ROB DRAL The Standard
UXBRIDGE: The Township of Uxbridge has honoured a resident who is largely responsible for having the town recognized as the “Trail Capital of Canada.”
John McCutcheon was recognized by the Township, after his vision led to the restoration of the wooden trestle bridge, on Barton Trail. During a presentation on Monday, July 11, Uxbridge Mayor Gerri Lynn O’Connor presented John McCutcheon with a replica of the street sign named after Mr. McCutcheon, that now welcomes hikers at the entrance of the trestle. The sign reads, “John McCutcheon Way.”
Mr. McCutcheon has always been a fierce protector of the abundant natural landscape.
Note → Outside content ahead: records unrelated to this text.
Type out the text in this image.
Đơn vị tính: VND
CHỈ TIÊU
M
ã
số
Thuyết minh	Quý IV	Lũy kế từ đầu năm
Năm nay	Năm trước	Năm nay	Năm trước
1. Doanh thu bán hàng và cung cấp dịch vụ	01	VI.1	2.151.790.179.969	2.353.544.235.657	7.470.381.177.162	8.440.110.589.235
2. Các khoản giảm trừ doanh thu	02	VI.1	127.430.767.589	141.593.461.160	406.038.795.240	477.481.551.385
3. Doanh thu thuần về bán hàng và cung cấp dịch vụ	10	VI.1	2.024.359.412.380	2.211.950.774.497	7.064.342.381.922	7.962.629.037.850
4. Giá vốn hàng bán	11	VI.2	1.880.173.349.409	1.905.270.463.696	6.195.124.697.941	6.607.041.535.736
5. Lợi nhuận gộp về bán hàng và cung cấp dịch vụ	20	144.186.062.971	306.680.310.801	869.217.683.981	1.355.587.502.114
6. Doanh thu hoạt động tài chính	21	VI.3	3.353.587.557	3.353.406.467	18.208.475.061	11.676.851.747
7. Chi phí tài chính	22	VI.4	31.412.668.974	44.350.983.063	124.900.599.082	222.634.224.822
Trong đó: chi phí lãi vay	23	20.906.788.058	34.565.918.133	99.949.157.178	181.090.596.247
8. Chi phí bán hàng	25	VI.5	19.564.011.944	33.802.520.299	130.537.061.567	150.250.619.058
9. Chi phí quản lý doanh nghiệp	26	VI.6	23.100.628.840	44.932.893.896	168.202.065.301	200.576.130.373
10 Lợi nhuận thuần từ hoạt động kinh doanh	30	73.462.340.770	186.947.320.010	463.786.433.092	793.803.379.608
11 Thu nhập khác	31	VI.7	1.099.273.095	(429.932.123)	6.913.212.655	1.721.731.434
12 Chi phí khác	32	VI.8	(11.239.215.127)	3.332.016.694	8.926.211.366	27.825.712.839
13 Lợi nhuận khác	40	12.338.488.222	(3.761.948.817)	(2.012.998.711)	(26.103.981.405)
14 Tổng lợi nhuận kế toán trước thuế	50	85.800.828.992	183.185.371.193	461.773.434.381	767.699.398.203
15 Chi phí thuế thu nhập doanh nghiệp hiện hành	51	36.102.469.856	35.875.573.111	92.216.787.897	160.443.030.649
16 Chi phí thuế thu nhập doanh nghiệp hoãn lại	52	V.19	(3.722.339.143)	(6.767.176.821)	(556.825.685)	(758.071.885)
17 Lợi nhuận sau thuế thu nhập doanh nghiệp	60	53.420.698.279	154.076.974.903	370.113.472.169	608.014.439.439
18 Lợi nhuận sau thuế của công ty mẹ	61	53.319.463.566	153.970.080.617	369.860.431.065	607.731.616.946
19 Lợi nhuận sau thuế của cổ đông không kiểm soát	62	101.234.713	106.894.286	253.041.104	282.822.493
About 15 years ago, John McCutcheon along with Mayor O’Connor, formed a committee to assist in the protection of the Oak Ridges Moraine, by the Township of Uxbridge, instead of having to rely on big government to do the right thing. The group became known as ‘Uxbridge Naturally.’
John McCutcheon is also a pioneer of the extensive trail network in Uxbridge, now spanning a whopping 220 kilometers of trails. Many years ago, John McCutcheon, Ingrid Svelnis, Liz Howson, Wynn Walters, and other volunteers came up with the idea, to propose to Council a series of interconnected neighbourhood trails. “That would help people really appreciate what this town is all about; to meet neighbours... and a real connection to our wonderful natural heritage,” said John McCutcheon, speaking to Council during the street sign presentation. The first of the many trails to be developed was, The South Balsam Trail.
Mr. McCutcheon then focused his efforts on the old wooden trestle bridge, that now connects the Trans Canada Trail through Uxbridge. The historic train trestle is one of the last of it’s kind in Ontario, built in 1872. The bridge was restored for $250,000 , with no hit to tax payers, as it was paid for entirely by grants and fundraising. “It is probably one of the best examples of an old wooden trestle bridge, around,” said Mayor O’Connor, during the recognition presentation.
“We wouldn’t be in the position we are in today, with our trails, or with our Heritage Bridge, if it wasn’t for John McCutcheon and his group,” continued Mayor O’Connor.
“Thank you very much for giving me an opportunity to re-live what was a wonderful experience in my life and for the recognition given to me today, thank you.” said John McCutcheon.